Pontus Hultén è il direttore del Moderna Museet dal 1958 al 1973. Di lui Szeemann apprezza fin da subito la volontà di rompere gli schemi e la vita a stretto contatto con gli artisti della sua generazione. Egli stesso padre della curatela moderna, capace di rendere Stoccolma una delle capitali dell’arte occidentale nella seconda metà del XX secolo, Niki de Saint Phalle diceva a suo riguardo: «he has the soul of an artist, not of a museum director»176. Willem Sandberg
invece dirige lo Stedelijk Museum dal 1945 al 1962. Altro nome imprescindibile nella storia dei curatori, porta avanti la propria attività guidato dall’ideale dell’unione di arte e vita e dalla volontà di rendere il museo qualcosa di più di un semplice cimitero per una collezione permanente. Szeemann li conosce all’inizio degli anni ’60, e comincia con loro una collaborazione che fa viaggiare le mostre da un’istituzione all’altra. L’autorevolezza di questi determinati direttori-curatori lega indissolubilmente i loro nomi alle istituzioni che dirigono. Negli anni ’60 non si va alla Kunsthalle, al Moderna, allo Stedelijk: si va da Szeemann, da Hultén, da Sandberg.
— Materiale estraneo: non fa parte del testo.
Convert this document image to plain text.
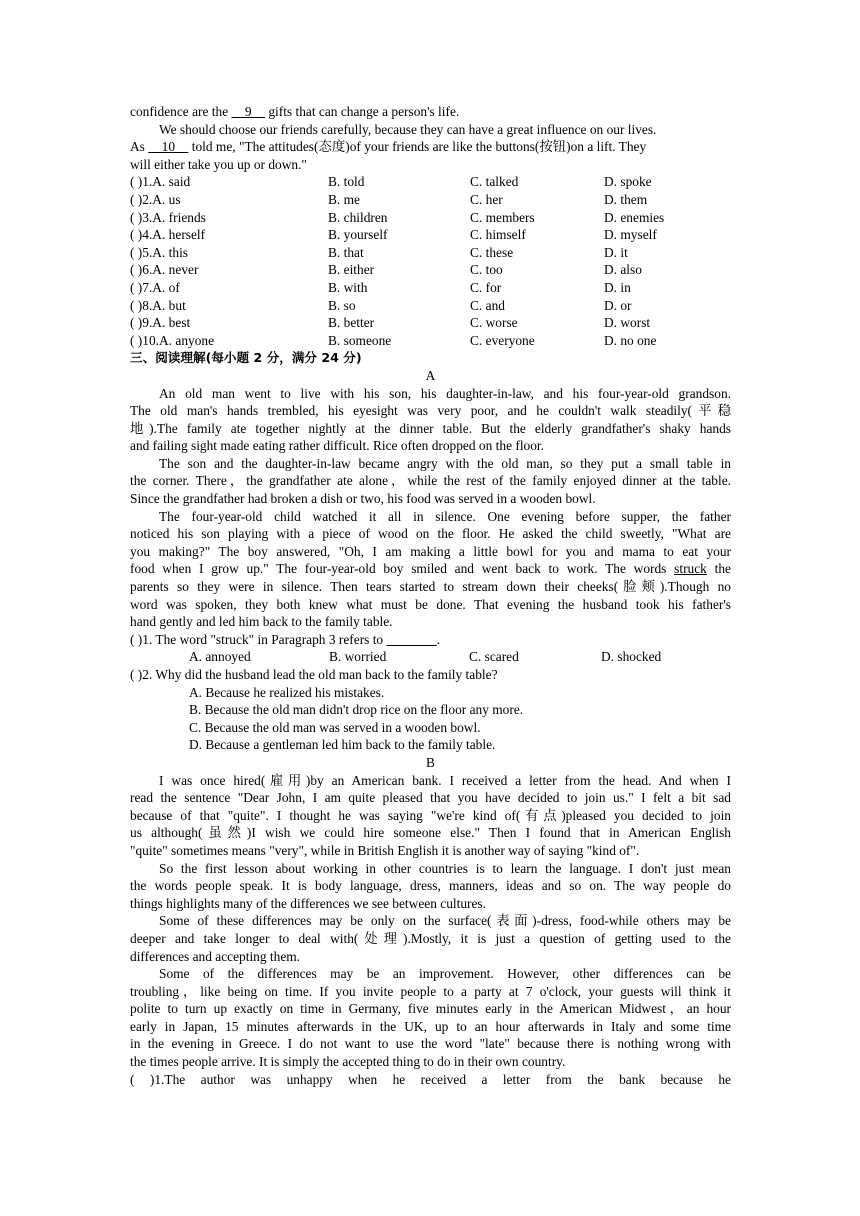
confidence are the     9     gifts that can change a person's life.
We should choose our friends carefully, because they can have a great influence on our lives.
As     10     told me, "The attitudes(态度)of your friends are like the buttons(按钮)on a lift. They
will either take you up or down."
( )1.A. said	B. told	C. talked	D. spoke
( )2.A. us	B. me	C. her	D. them
( )3.A. friends	B. children	C. members	D. enemies
( )4.A. herself	B. yourself	C. himself	D. myself
( )5.A. this	B. that	C. these	D. it
( )6.A. never	B. either	C. too	D. also
( )7.A. of	B. with	C. for	D. in
( )8.A. but	B. so	C. and	D. or
( )9.A. best	B. better	C. worse	D. worst
( )10.A. anyone	B. someone	C. everyone	D. no one
三、阅读理解(每小题 2 分，满分 24 分)
A
An old man went to live with his son, his daughter-in-law, and his four-year-old grandson.
The old man's hands trembled, his eyesight was very poor, and he couldn't walk steadily(平稳
地).The family ate together nightly at the dinner table. But the elderly grandfather's shaky hands
and failing sight made eating rather difficult. Rice often dropped on the floor.
The son and the daughter-in-law became angry with the old man, so they put a small table in
the corner. There，the grandfather ate alone，while the rest of the family enjoyed dinner at the table.
Since the grandfather had broken a dish or two, his food was served in a wooden bowl.
The four-year-old child watched it all in silence. One evening before supper, the father
noticed his son playing with a piece of wood on the floor. He asked the child sweetly, "What are
you making?" The boy answered, "Oh, I am making a little bowl for you and mama to eat your
food when I grow up." The four-year-old boy smiled and went back to work. The words struck the
parents so they were in silence. Then tears started to stream down their cheeks(脸颊).Though no
word was spoken, they both knew what must be done. That evening the husband took his father's
hand gently and led him back to the family table.
( )1. The word "struck" in Paragraph 3 refers to	.
A. annoyed	B. worried	C. scared	D. shocked
( )2. Why did the husband lead the old man back to the family table?
A. Because he realized his mistakes.
B. Because the old man didn't drop rice on the floor any more.
C. Because the old man was served in a wooden bowl.
D. Because a gentleman led him back to the family table.
B
I was once hired(雇用)by an American bank. I received a letter from the head. And when I
read the sentence "Dear John, I am quite pleased that you have decided to join us." I felt a bit sad
because of that "quite". I thought he was saying "we're kind of(有点)pleased you decided to join
us although(虽然)I wish we could hire someone else." Then I found that in American English
"quite" sometimes means "very", while in British English it is another way of saying "kind of".
So the first lesson about working in other countries is to learn the language. I don't just mean
the words people speak. It is body language, dress, manners, ideas and so on. The way people do
things highlights many of the differences we see between cultures.
Some of these differences may be only on the surface(表面)-dress, food-while others may be
deeper and take longer to deal with(处理).Mostly, it is just a question of getting used to the
differences and accepting them.
Some of the differences may be an improvement. However, other differences can be
troubling，like being on time. If you invite people to a party at 7 o'clock, your guests will think it
polite to turn up exactly on time in Germany, five minutes early in the American Midwest，an hour
early in Japan, 15 minutes afterwards in the UK, up to an hour afterwards in Italy and some time
in the evening in Greece. I do not want to use the word "late" because there is nothing wrong with
the times people arrive. It is simply the accepted thing to do in their own country.
( )1.The author was unhappy when he received a letter from the bank because he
I tre, come Karl-Heinz Hering a Düsseldorf, sono uniti da una stessa volontà di mettere in crisi l’aura di santità che nei decenni precedenti le istituzioni museali hanno mantenuto. Non per un desiderio di ribellione fine a sé stesso, ma per offrire uno spazio di espressione al passo coi tempi a una generazione con nuovi bisogni e messaggi da conferire.
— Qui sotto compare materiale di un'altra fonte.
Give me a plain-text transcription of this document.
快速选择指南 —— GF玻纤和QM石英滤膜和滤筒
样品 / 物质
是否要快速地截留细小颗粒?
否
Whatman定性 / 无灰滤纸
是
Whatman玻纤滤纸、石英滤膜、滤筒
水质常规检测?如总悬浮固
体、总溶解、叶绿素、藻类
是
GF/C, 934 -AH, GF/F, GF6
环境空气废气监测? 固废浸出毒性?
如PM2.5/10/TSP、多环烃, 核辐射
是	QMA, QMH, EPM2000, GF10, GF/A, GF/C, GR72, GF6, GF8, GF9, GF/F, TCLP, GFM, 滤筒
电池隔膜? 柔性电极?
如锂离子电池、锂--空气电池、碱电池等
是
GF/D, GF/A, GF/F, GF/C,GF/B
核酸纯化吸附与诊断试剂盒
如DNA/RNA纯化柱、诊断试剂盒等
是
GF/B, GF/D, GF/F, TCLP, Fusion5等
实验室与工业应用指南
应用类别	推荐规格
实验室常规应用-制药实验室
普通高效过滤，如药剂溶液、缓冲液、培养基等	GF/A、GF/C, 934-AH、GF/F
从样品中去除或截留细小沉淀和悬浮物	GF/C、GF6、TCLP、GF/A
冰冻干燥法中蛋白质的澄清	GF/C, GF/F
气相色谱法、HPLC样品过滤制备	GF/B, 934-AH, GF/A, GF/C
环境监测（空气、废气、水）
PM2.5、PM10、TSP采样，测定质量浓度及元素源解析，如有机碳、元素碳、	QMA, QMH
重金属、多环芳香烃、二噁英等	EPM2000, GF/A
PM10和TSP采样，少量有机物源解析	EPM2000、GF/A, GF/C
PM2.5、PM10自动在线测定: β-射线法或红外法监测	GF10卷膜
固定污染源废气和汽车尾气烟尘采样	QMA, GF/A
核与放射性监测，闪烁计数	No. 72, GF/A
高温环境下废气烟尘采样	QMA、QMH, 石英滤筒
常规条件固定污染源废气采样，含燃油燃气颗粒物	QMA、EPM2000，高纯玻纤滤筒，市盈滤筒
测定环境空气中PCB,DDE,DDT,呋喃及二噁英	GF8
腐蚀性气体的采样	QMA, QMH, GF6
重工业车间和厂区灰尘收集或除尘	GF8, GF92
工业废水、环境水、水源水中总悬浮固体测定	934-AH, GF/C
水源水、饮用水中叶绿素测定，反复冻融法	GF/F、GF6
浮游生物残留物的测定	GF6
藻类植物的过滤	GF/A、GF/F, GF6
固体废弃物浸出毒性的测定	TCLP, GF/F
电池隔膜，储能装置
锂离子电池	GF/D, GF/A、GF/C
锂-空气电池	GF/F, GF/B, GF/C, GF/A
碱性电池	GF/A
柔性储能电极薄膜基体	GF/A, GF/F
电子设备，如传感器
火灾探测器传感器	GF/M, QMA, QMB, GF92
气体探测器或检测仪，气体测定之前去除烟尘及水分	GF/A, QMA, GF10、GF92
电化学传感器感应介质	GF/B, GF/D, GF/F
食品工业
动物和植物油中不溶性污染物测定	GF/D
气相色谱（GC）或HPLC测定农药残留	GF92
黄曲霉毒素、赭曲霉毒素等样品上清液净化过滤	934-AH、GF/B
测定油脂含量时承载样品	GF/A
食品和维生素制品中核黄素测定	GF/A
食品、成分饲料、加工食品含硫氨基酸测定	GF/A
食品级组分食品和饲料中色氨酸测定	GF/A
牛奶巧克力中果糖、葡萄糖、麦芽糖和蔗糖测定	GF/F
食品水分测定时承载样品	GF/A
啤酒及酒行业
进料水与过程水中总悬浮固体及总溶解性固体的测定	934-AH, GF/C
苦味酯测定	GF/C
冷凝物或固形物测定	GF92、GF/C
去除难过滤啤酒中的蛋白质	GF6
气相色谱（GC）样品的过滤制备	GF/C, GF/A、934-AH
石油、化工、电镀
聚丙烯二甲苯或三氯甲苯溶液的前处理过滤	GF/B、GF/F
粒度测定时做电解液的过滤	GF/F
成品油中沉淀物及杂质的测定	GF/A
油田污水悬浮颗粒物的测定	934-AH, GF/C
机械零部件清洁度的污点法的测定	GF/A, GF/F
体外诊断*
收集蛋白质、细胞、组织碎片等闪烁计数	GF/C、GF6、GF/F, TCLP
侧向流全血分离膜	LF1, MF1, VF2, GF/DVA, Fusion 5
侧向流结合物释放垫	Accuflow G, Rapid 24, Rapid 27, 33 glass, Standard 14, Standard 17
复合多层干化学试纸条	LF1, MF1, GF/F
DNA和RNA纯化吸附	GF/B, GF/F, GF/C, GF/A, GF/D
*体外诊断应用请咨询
Le prime mostre di Szeemann che si considereranno non rispecchiano però questo sostegno internazionale alle nuove sperimentazioni artistiche, ma raccontano già in parte la complessità e la sistematicità del progetto culturale che il curatore svizzero realizzerà nel corso della propria carriera.
175 «La situazione finanziaria, sia personale che pubblica, era desolante. Il mio consumo di whiskey si prendeva
cura del mio salario in un attimo, e per quanto riguarda la Kunsthalle, l’unica soluzione era per me sviluppare progetti di cooperazione con altre istituzioni». Ivi, p. 27.